Carafano noted that only the State Department has the ability to officially designate FTOs and that there is an extensive set of criteria that must be met before doing so. If the titles and procedure below are any indication, the process for declaring a group a FTO is not a simple one, but rather a slow, bureaucratic slog:

The Office of the Coordinator for Counterterrorism in the State Department “prepares a detailed ‘administrative record’ …  demonstrating that the statutory criteria for designation have been satisfied. If the Secretary of State, in consultation with the Attorney General and the Secretary of the Treasury, decides to make the designation, Congress is notified of the Secretary’s intent to designate the organization and given seven days to review the designation, as the INA requires. Upon the expiration of the seven-day waiting period and in the absence of Congressional action to block the designation, notice of the designation is published in the Federal Register, at which point the designation takes effect. By law an organization designated as an FTO may seek judicial review of the designation in the United States Court of Appeals for the District of Columbia Circuit not later than 30 days after the designation is published in the Federal Register.

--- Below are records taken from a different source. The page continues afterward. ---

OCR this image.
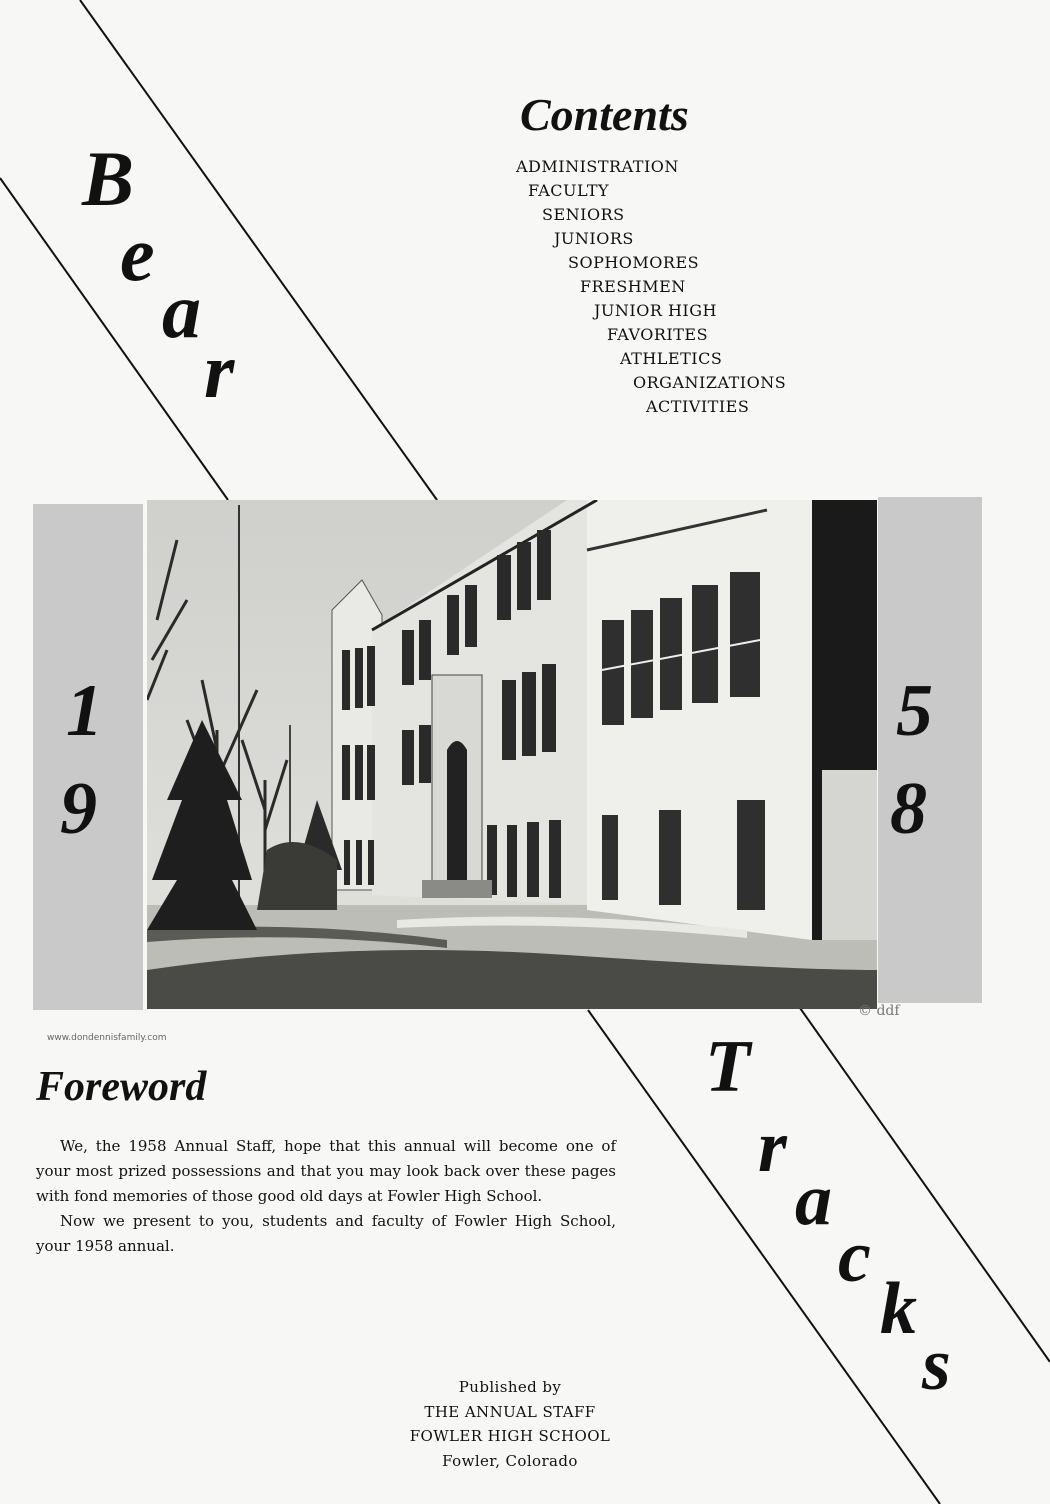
Contents
ADMINISTRATION
FACULTY
SENIORS
JUNIORS
SOPHOMORES
FRESHMEN
JUNIOR HIGH
FAVORITES
ATHLETICS
ORGANIZATIONS
ACTIVITIES
B
e
a
r
1
9
5
8
© ddf
www.dondennisfamily.com
Foreword

We, the 1958 Annual Staff, hope that this annual will become one of your most prized possessions and that you may look back over these pages with fond memories of those good old days at Fowler High School.

Now we present to you, students and faculty of Fowler High School, your 1958 annual.

T
r
a
c
k
s
Published by
THE ANNUAL STAFF
FOWLER HIGH SCHOOL
Fowler, Colorado
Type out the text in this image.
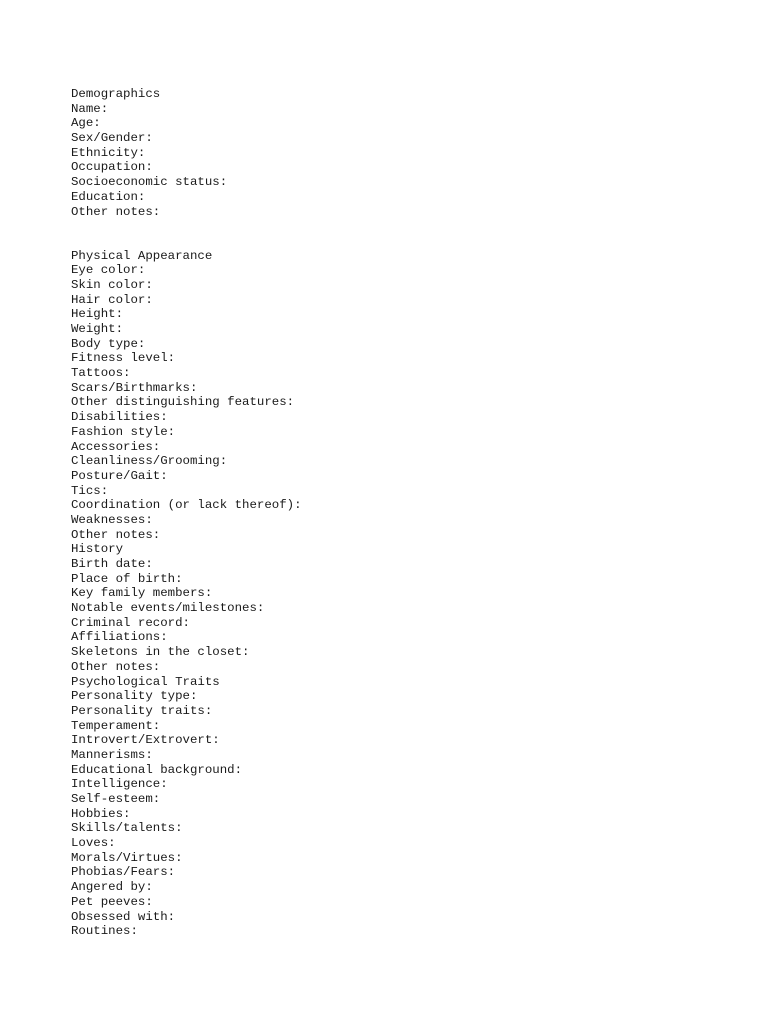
Demographics
Name:
Age:
Sex/Gender:
Ethnicity:
Occupation:
Socioeconomic status:
Education:
Other notes:
Physical Appearance
Eye color:
Skin color:
Hair color:
Height:
Weight:
Body type:
Fitness level:
Tattoos:
Scars/Birthmarks:
Other distinguishing features:
Disabilities:
Fashion style:
Accessories:
Cleanliness/Grooming:
Posture/Gait:
Tics:
Coordination (or lack thereof):
Weaknesses:
Other notes:
History
Birth date:
Place of birth:
Key family members:
Notable events/milestones:
Criminal record:
Affiliations:
Skeletons in the closet:
Other notes:
Psychological Traits
Personality type:
Personality traits:
Temperament:
Introvert/Extrovert:
Mannerisms:
Educational background:
Intelligence:
Self-esteem:
Hobbies:
Skills/talents:
Loves:
Morals/Virtues:
Phobias/Fears:
Angered by:
Pet peeves:
Obsessed with:
Routines:
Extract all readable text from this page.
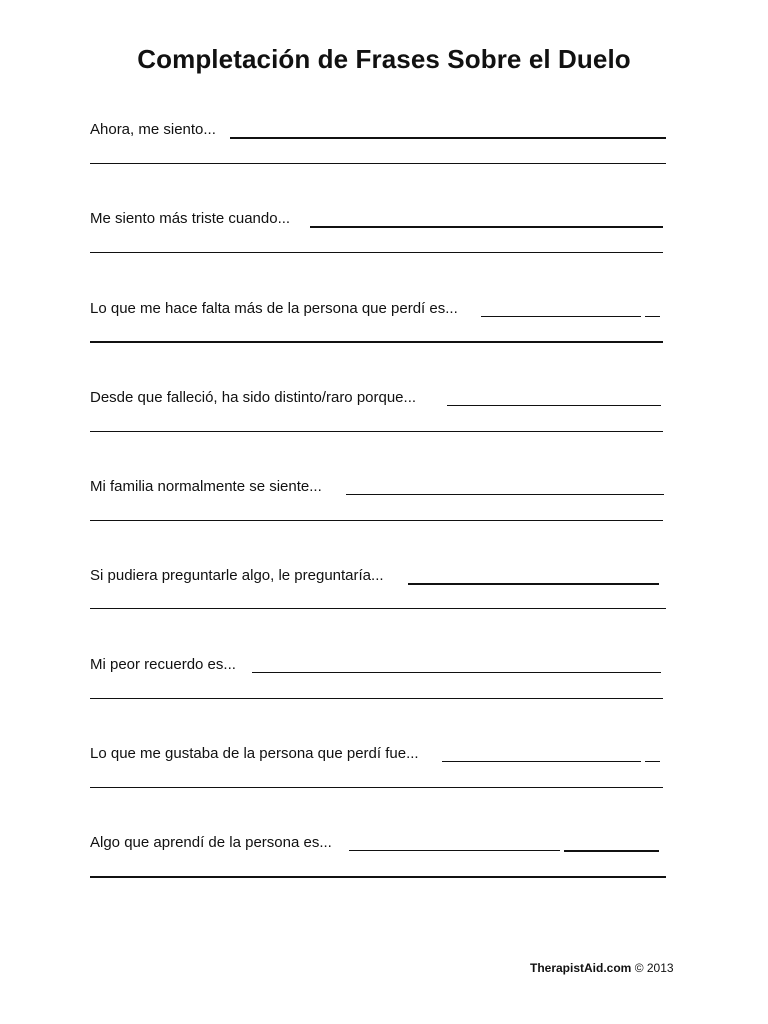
Completación de Frases Sobre el Duelo
Ahora, me siento...
Me siento más triste cuando...
Lo que me hace falta más de la persona que perdí es...
Desde que falleció, ha sido distinto/raro porque...
Mi familia normalmente se siente...
Si pudiera preguntarle algo, le preguntaría...
Mi peor recuerdo es...
Lo que me gustaba de la persona que perdí fue...
Algo que aprendí de la persona es...
TherapistAid.com © 2013
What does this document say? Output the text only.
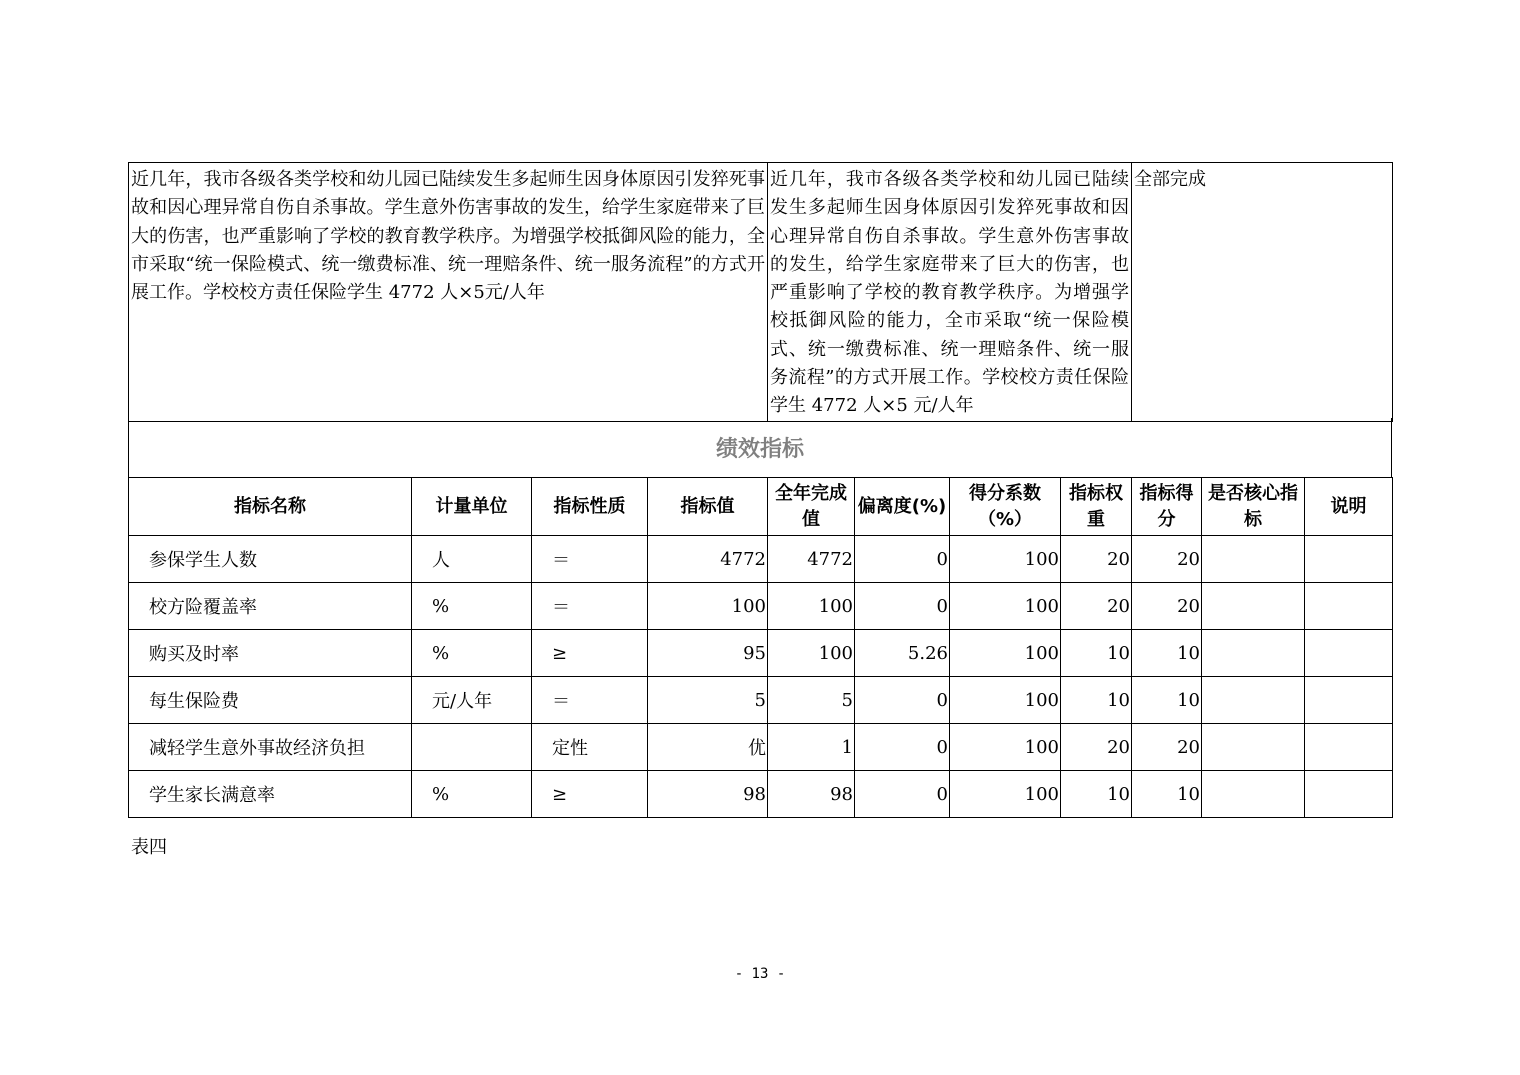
近几年，我市各级各类学校和幼儿园已陆续发生多起师生因身体原因引发猝死事故和因心理异常自伤自杀事故。学生意外伤害事故的发生，给学生家庭带来了巨大的伤害，也严重影响了学校的教育教学秩序。为增强学校抵御风险的能力，全市采取“统一保险模式、统一缴费标准、统一理赔条件、统一服务流程”的方式开展工作。学校校方责任保险学生 4772 人×5元/人年	近几年，我市各级各类学校和幼儿园已陆续发生多起师生因身体原因引发猝死事故和因心理异常自伤自杀事故。学生意外伤害事故的发生，给学生家庭带来了巨大的伤害，也严重影响了学校的教育教学秩序。为增强学校抵御风险的能力，全市采取“统一保险模式、统一缴费标准、统一理赔条件、统一服务流程”的方式开展工作。学校校方责任保险学生 4772 人×5 元/人年	全部完成
绩效指标
指标名称	计量单位	指标性质	指标值	全年完成值	偏离度(%)	得分系数（%）	指标权重	指标得分	是否核心指标	说明
参保学生人数	人	＝	4772	4772	0	100	20	20		
校方险覆盖率	%	＝	100	100	0	100	20	20		
购买及时率	%	≥	95	100	5.26	100	10	10		
每生保险费	元/人年	＝	5	5	0	100	10	10		
减轻学生意外事故经济负担		定性	优	1	0	100	20	20		
学生家长满意率	%	≥	98	98	0	100	10	10		
表四
- 13 -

And that was only half of the U.S. State Department’s “Designation” section of the classification process.

Michael Ledeen, freedom scholar at the Foundation for Defense of Democracies, said the government has punished in the past and should continue to punish those who leak classified information, but that does not mean WikiLeaks should be designated a FTO.

“It’s a criminal act, you just prosecute the people,” he said. “There are plenty of ways to prosecute them.”

Ledeen also said it would save the U.S. government a lot of hassle if they simply published most of the cables in the first place, rather than classify them.

Carafano  said that the U.S. government already has plenty of tools to punish any Americans involved in the leak and stressed that other countries have their own laws to deal with such violations as well.

“[Wikileaks] should be hounded to the ends of the earth. But you want to use the right tools,” said Carafano. “We have lots of different enemies and there’s a reason we have different tools to deal with them.”

“I don’t think in the macro sense [the new leaked cables] are going to do much harm to foreign relations,” he added.